14 To James Hutton
| Author | John Wesley |
|---|---|
| Type | letter |
| Year | None |
| Passage ID | jw-letter-1739-14-to-james-hutton-001 |
| Words | 315 |
A gray-headed old man, one Dibble, a silversmith, at eleven gladly received me into his house, where I preached on the righteousness of the Scribes and Pharisees, at the window of an upper room, to those in the yard and street as well as the house. At four in the afternoon I met the colliers by appointment at a place about the middle of Kingswood called Two-Mile-Hill. After preaching to two or three thousand, we went to the stone our brother Whitefield laid. [See letter of April 9,n, to his brother Charles.] I think it cannot be better placed. ‘Tis just in the middle of the wood, two mile every way from either church or school. I wish he would write to me, positively and decisively, that 'for this reason he would have the first school there, or as near it as possible.’ In the evening, at Baldwin Street, John Bush received remission of sins.

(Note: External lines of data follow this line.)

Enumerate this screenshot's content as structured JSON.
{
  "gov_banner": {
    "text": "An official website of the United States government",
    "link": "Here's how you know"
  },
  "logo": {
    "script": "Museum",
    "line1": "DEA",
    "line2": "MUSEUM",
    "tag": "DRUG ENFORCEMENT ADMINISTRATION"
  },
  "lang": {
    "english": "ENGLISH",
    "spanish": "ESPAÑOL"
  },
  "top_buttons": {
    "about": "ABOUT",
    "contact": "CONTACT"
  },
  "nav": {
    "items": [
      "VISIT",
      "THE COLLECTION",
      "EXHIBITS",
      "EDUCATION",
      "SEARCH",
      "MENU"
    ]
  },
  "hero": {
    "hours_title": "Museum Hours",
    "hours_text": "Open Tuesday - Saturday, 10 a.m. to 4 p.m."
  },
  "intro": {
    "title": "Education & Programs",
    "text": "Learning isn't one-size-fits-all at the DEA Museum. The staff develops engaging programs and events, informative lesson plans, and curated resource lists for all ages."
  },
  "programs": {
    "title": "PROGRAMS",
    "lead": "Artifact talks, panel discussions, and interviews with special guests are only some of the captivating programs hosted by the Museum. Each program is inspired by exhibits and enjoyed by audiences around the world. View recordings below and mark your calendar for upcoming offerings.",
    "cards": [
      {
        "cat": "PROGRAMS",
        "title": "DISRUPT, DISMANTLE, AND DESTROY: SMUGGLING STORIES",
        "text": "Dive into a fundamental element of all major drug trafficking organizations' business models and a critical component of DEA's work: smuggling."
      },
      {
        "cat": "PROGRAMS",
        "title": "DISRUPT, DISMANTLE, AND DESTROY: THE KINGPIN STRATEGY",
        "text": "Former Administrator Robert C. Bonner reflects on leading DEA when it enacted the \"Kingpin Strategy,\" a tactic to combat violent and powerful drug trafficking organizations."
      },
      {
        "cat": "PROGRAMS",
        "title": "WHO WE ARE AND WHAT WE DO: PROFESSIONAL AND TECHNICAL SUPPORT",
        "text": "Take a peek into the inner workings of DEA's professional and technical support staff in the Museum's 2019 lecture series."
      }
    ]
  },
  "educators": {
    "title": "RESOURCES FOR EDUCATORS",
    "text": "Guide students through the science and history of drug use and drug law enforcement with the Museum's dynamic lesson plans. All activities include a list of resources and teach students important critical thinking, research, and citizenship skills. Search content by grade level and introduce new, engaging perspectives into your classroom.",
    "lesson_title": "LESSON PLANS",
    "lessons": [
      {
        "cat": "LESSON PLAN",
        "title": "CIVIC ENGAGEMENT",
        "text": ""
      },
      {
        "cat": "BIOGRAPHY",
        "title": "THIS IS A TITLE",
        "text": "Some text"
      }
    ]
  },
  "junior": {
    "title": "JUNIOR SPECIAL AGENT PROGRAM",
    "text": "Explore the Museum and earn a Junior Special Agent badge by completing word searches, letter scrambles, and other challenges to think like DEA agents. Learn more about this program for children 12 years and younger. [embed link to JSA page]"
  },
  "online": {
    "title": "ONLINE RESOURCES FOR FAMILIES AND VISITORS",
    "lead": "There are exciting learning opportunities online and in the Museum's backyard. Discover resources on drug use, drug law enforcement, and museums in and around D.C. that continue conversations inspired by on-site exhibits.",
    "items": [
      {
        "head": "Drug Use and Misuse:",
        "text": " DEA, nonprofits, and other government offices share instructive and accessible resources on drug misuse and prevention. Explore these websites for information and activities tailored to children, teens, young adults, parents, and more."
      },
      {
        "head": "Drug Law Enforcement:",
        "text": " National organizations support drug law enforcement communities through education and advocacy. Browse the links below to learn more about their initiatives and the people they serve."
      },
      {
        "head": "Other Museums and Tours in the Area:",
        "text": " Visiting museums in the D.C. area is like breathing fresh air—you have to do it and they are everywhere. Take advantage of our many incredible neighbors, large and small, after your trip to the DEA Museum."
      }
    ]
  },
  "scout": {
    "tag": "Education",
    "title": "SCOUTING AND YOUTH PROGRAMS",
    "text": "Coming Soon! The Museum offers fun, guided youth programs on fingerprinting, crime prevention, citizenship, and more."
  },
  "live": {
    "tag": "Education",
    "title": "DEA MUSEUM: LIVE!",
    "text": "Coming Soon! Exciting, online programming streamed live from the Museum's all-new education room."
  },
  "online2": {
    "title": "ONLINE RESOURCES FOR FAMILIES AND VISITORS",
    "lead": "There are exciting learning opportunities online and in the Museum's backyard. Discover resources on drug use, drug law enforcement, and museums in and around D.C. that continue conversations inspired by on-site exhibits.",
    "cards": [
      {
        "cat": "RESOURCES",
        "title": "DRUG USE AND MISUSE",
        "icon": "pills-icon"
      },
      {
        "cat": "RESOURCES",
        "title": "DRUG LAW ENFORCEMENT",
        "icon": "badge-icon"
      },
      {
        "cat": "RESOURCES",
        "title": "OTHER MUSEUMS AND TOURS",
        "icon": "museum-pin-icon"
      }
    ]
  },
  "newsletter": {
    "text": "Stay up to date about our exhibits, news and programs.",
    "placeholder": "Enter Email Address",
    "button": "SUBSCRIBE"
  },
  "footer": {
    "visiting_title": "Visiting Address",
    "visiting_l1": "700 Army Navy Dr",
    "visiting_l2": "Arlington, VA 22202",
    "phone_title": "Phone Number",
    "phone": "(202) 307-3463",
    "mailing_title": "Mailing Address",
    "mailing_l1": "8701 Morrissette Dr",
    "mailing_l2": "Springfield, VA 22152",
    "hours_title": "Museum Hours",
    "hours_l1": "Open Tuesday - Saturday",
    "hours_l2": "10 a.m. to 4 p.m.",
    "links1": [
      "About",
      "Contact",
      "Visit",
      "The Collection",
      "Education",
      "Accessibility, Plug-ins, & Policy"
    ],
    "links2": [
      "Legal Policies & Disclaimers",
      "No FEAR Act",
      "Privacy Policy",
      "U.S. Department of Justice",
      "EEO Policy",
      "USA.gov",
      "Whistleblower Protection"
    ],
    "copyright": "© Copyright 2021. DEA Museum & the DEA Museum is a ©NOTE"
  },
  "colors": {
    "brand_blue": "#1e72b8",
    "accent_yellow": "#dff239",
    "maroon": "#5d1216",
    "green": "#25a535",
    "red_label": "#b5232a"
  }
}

I was now in some doubt how to proceed. Our dear brethren, before I left London, and our brother Whitefield here, and our brother Chapman since, had conjured me to enter into no disputes, least of all concerning Predestination, because this people was so deeply prejudiced for it. The same was my own inclination. But this evening I received a long letter (almost a month after date) charging me roundly with ' resisting and perverting the truth as it is in Jesus' by preaching against God's decree of predestination. I had not done so yet; but I questioned whether I ought not now to declare the whole counsel of God: especially since that letter had been long handed about in Bristol before it was sealed and brought to me, together with another, wherein also the writer exhorts his friends to avoid me as a false teacher. However, I thought it best to walk gently, and so said nothing this day.